En una época en la que la conciencia de los que ejercen funciones públicas parece muchas veces eclipsada, o cuando no pocos gobernantes pretenden que prevalezca el interés personal o de grupo sobre el bien común, es alentador recurrir a su figura y recordar que si, para mantenerse a flote hay que renegar de la conciencia, es preciso elegir la conciencia.
El Papa nos ha enseñado que uno de los conceptos esenciales para comprender a Tomás Moro es el de la unidad de vida; en él hubo una total coherencia; no hubo señal alguna de esa fractura entre principios y vida cotidiana. En este sentido, Santo Tomás Moro fue un mártir de la libertad en el sentido más moderno del término, pues se opuso a la pretensión del poder de dominar sobre las conciencias, tentación ésta perenne en los sistemas políticos que no reconocen nada por encima de ellos.

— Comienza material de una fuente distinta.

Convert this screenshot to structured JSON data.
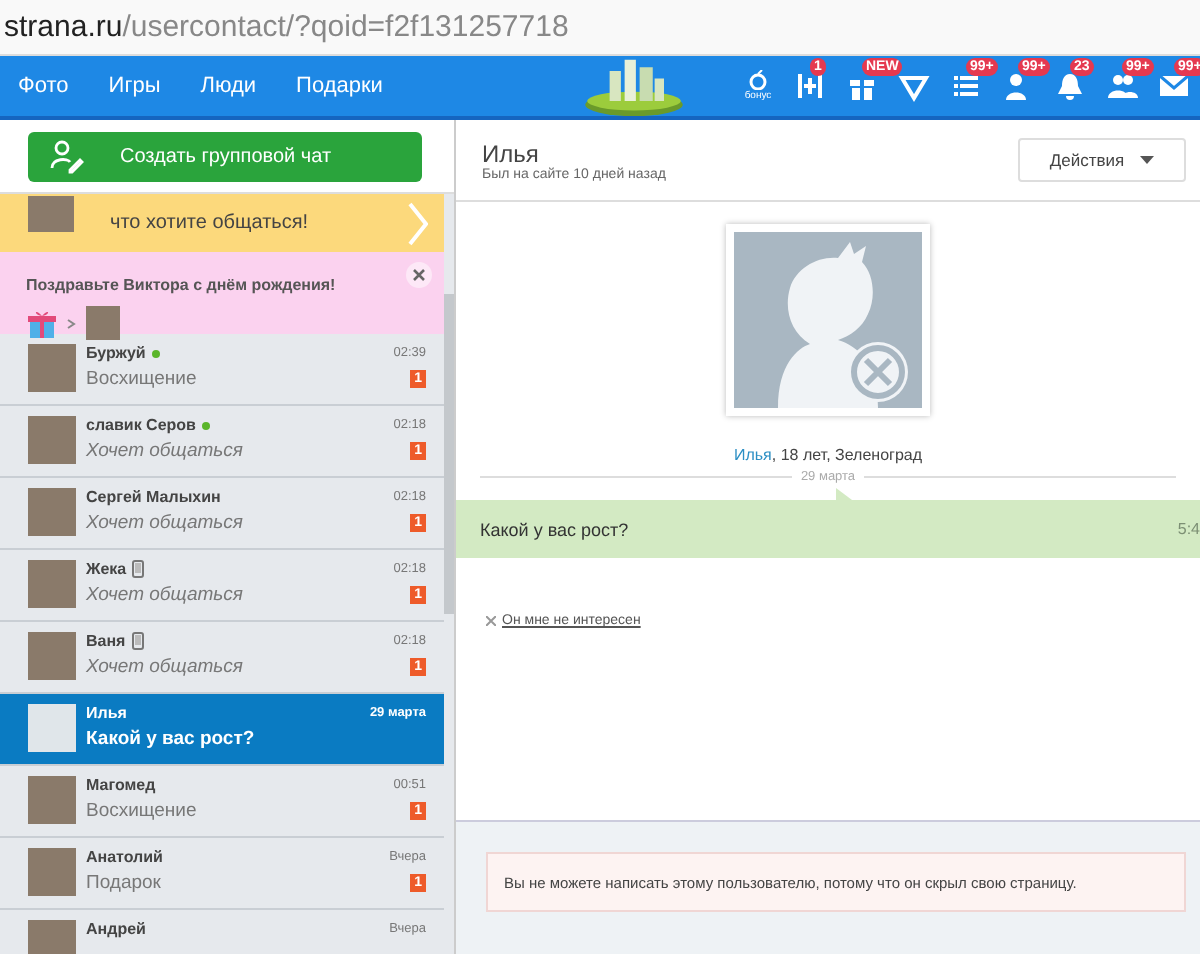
{
  "address_bar": {
    "domain": "strana.ru",
    "path": "/usercontact/?qoid=f2f131257718"
  },
  "nav": {
    "links": [
      "Фото",
      "Игры",
      "Люди",
      "Подарки"
    ],
    "icons": [
      {
        "kind": "bonus",
        "label": "бонус"
      },
      {
        "kind": "tuner",
        "badge": "1"
      },
      {
        "kind": "gift",
        "badge": "NEW"
      },
      {
        "kind": "diamond"
      },
      {
        "kind": "list",
        "badge": "99+"
      },
      {
        "kind": "person",
        "badge": "99+"
      },
      {
        "kind": "bell",
        "badge": "23"
      },
      {
        "kind": "people",
        "badge": "99+"
      },
      {
        "kind": "mail",
        "badge": "99+"
      }
    ]
  },
  "sidebar": {
    "create_button": "Создать групповой чат",
    "promo": {
      "text": "что хотите общаться!"
    },
    "birthday": {
      "text": "Поздравьте Виктора с днём рождения!"
    },
    "chats": [
      {
        "name": "Буржуй",
        "online": true,
        "mobile": false,
        "time": "02:39",
        "kind": "message",
        "preview": "Восхищение",
        "unread": "1",
        "selected": false
      },
      {
        "name": "славик Серов",
        "online": true,
        "mobile": false,
        "time": "02:18",
        "kind": "request",
        "preview": "Хочет общаться",
        "unread": "1",
        "selected": false
      },
      {
        "name": "Сергей Малыхин",
        "online": false,
        "mobile": false,
        "time": "02:18",
        "kind": "request",
        "preview": "Хочет общаться",
        "unread": "1",
        "selected": false
      },
      {
        "name": "Жека",
        "online": false,
        "mobile": true,
        "time": "02:18",
        "kind": "request",
        "preview": "Хочет общаться",
        "unread": "1",
        "selected": false
      },
      {
        "name": "Ваня",
        "online": false,
        "mobile": true,
        "time": "02:18",
        "kind": "request",
        "preview": "Хочет общаться",
        "unread": "1",
        "selected": false
      },
      {
        "name": "Илья",
        "online": false,
        "mobile": false,
        "time": "29 марта",
        "kind": "message",
        "preview": "Какой у вас рост?",
        "selected": true
      },
      {
        "name": "Магомед",
        "online": false,
        "mobile": false,
        "time": "00:51",
        "kind": "message",
        "preview": "Восхищение",
        "unread": "1",
        "selected": false
      },
      {
        "name": "Анатолий",
        "online": false,
        "mobile": false,
        "time": "Вчера",
        "kind": "message",
        "preview": "Подарок",
        "unread": "1",
        "selected": false
      },
      {
        "name": "Андрей",
        "online": false,
        "mobile": false,
        "time": "Вчера",
        "selected": false
      }
    ]
  },
  "conversation": {
    "name": "Илья",
    "last_seen": "Был на сайте 10 дней назад",
    "actions_button": "Действия",
    "profile": {
      "name": "Илья",
      "details": ", 18 лет, Зеленоград"
    },
    "date_divider": "29 марта",
    "messages": [
      {
        "text": "Какой у вас рост?",
        "time": "5:4"
      }
    ],
    "dismiss_link": "Он мне не интересен",
    "notice": "Вы не можете написать этому пользователю, потому что он скрыл свою страницу."
  }
}
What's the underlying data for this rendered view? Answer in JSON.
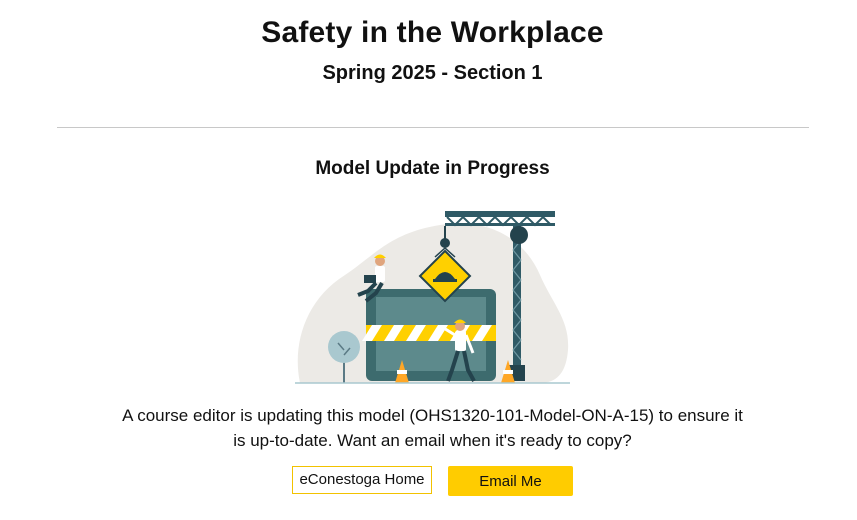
{
  "header": {
    "title": "Safety in the Workplace",
    "subtitle": "Spring 2025 - Section 1"
  },
  "status": {
    "heading": "Model Update in Progress",
    "illustration": "under-construction-illustration",
    "message": "A course editor is updating this model (OHS1320-101-Model-ON-A-15) to ensure it is up-to-date. Want an email when it's ready to copy?"
  },
  "actions": {
    "home_link_label": "eConestoga Home",
    "email_button_label": "Email Me"
  },
  "colors": {
    "accent": "#ffcc00",
    "divider": "#c8c8c8",
    "screen": "#3d6b6e",
    "crane": "#2f5a66"
  }
}
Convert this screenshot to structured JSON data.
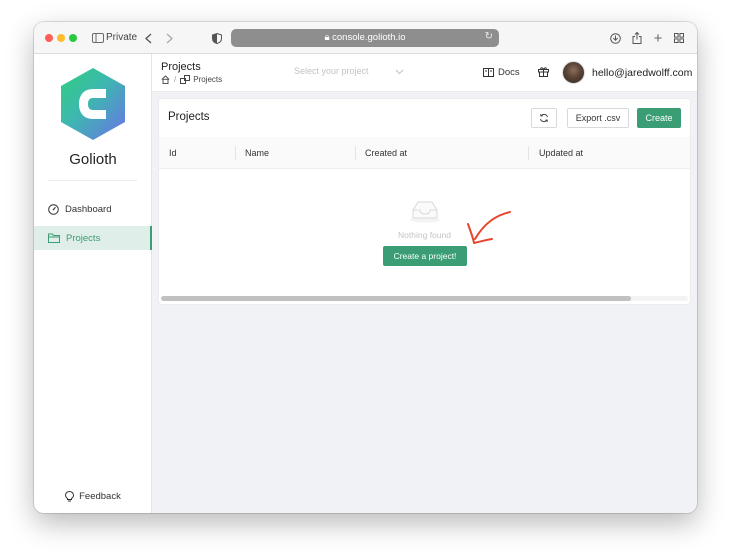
{
  "browser": {
    "private_label": "Private",
    "url": "console.golioth.io"
  },
  "sidebar": {
    "brand": "Golioth",
    "items": [
      {
        "label": "Dashboard",
        "icon": "dashboard-icon",
        "active": false
      },
      {
        "label": "Projects",
        "icon": "folder-icon",
        "active": true
      }
    ],
    "feedback_label": "Feedback",
    "collapse_glyph": "<"
  },
  "header": {
    "title": "Projects",
    "breadcrumb": "Projects",
    "project_select_placeholder": "Select your project",
    "docs_label": "Docs",
    "user_email": "hello@jaredwolff.com"
  },
  "card": {
    "title": "Projects",
    "export_label": "Export .csv",
    "create_label": "Create",
    "columns": [
      "Id",
      "Name",
      "Created at",
      "Updated at"
    ],
    "empty_text": "Nothing found",
    "empty_create_label": "Create a project!"
  },
  "colors": {
    "accent": "#3a9d74",
    "annotation_arrow": "#e8462c"
  }
}
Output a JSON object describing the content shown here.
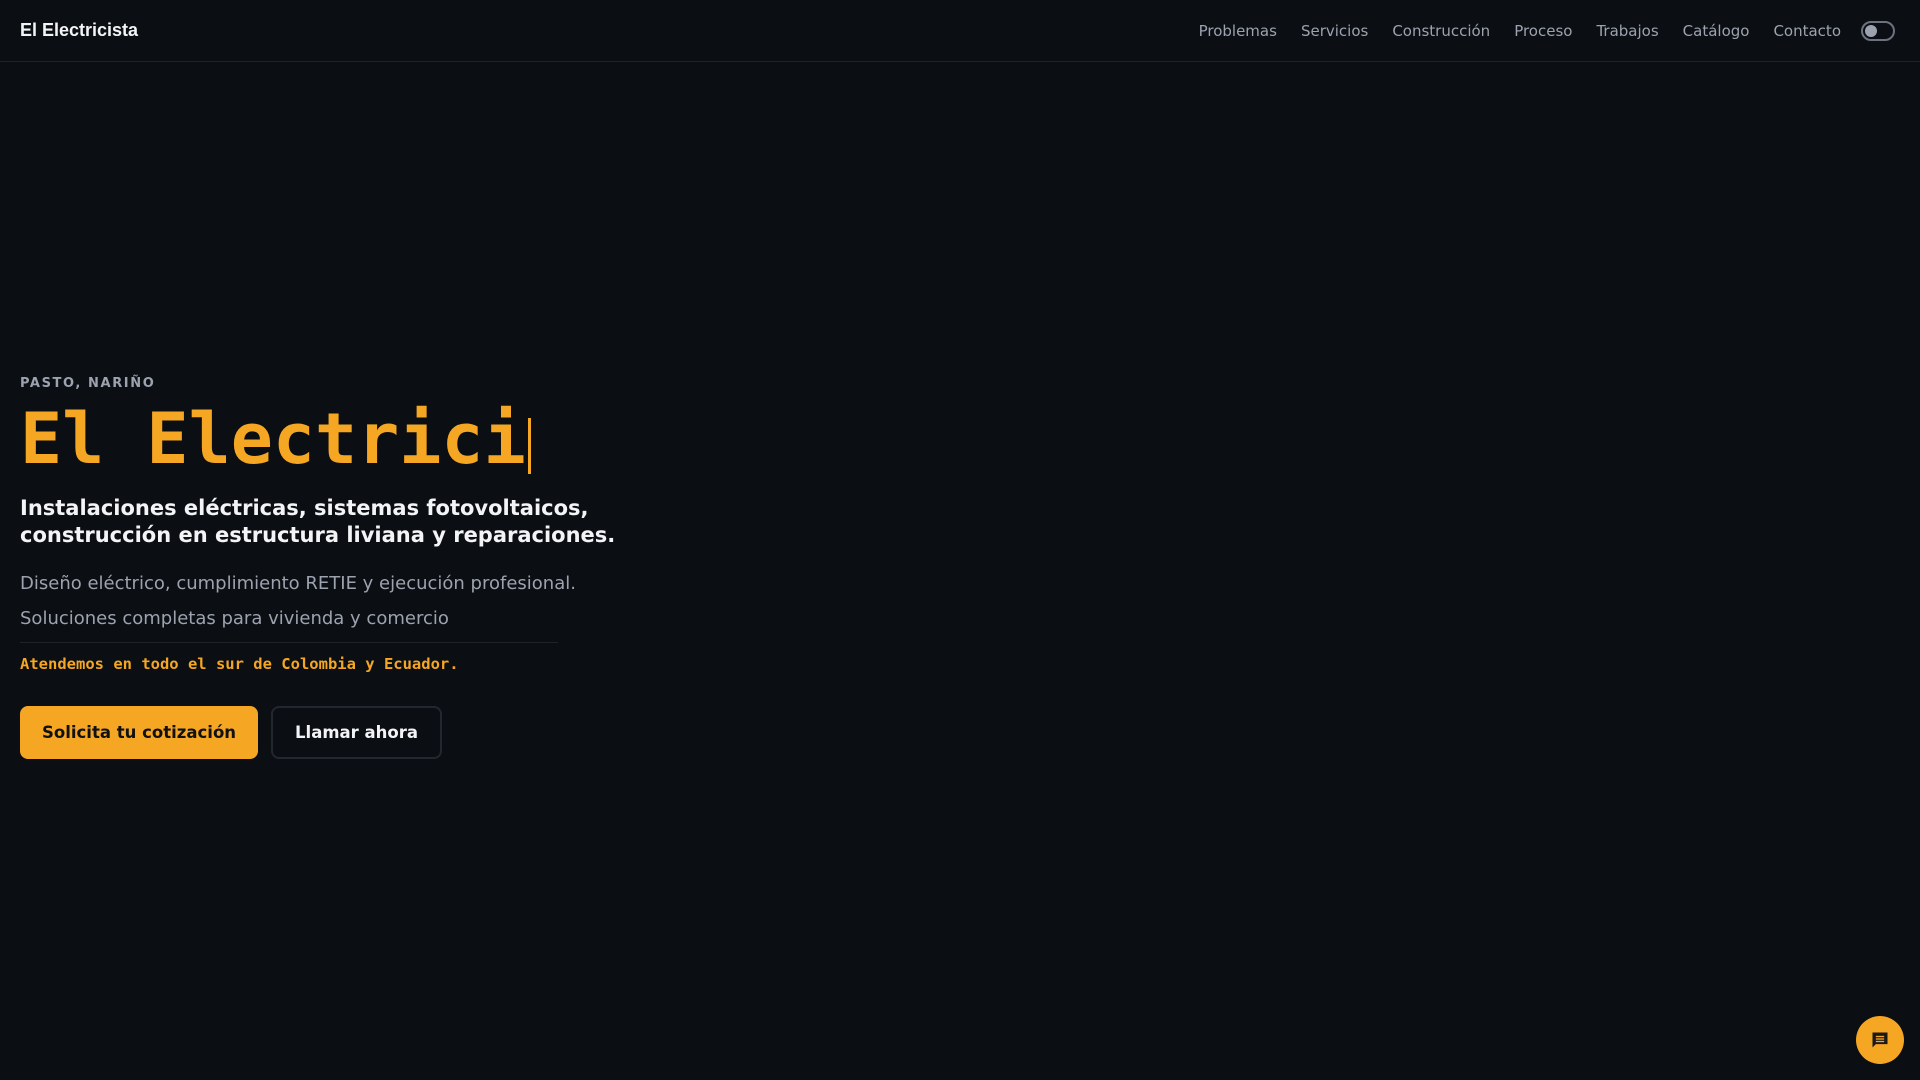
{
  "header": {
    "brand": "El Electricista",
    "nav": [
      "Problemas",
      "Servicios",
      "Construcción",
      "Proceso",
      "Trabajos",
      "Catálogo",
      "Contacto"
    ]
  },
  "hero": {
    "eyebrow": "PASTO, NARIÑO",
    "title": "El Electrici",
    "subtitle": "Instalaciones eléctricas, sistemas fotovoltaicos, construcción en estructura liviana y reparaciones.",
    "desc1": "Diseño eléctrico, cumplimiento RETIE y ejecución profesional.",
    "desc2": "Soluciones completas para vivienda y comercio",
    "coverage": "Atendemos en todo el sur de Colombia y Ecuador.",
    "primary_button": "Solicita tu cotización",
    "secondary_button": "Llamar ahora"
  },
  "colors": {
    "accent": "#f5a623",
    "background": "#0b0e13"
  }
}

Es buen momento para recordar las palabras de Juan Pablo II, poniendo en valor esta figura y mencionando “la necesidad que siente el mundo político y administrativo de modelos creíbles, que muestren el camino de la verdad en un momento histórico en el que se multiplican arduos desafíos y graves responsabilidades”. Cobra actualidad la referencia continua del Papa a los fenómenos económicos que están modificando las estructuras sociales; a las conquistas científicas en el sector de las biotecnologías, que agudizan la exigencia de defender la vida humana en todas sus expresiones; a las promesas de una nueva sociedad, que exigen con urgencia opciones políticas claras a favor de la familia, de los jóvenes, de los ancianos y de los marginados.
Se trata sin duda de un gran ejemplo. La lección de la huida del éxito y el consenso fáciles cuando ponen en entredicho la fidelidad a los principios irrenunciables, de los que dependen la dignidad del hombre y la justicia del orden civil.
Un ejemplo y una lección de Juan Pablo II que confío nunca olvidemos.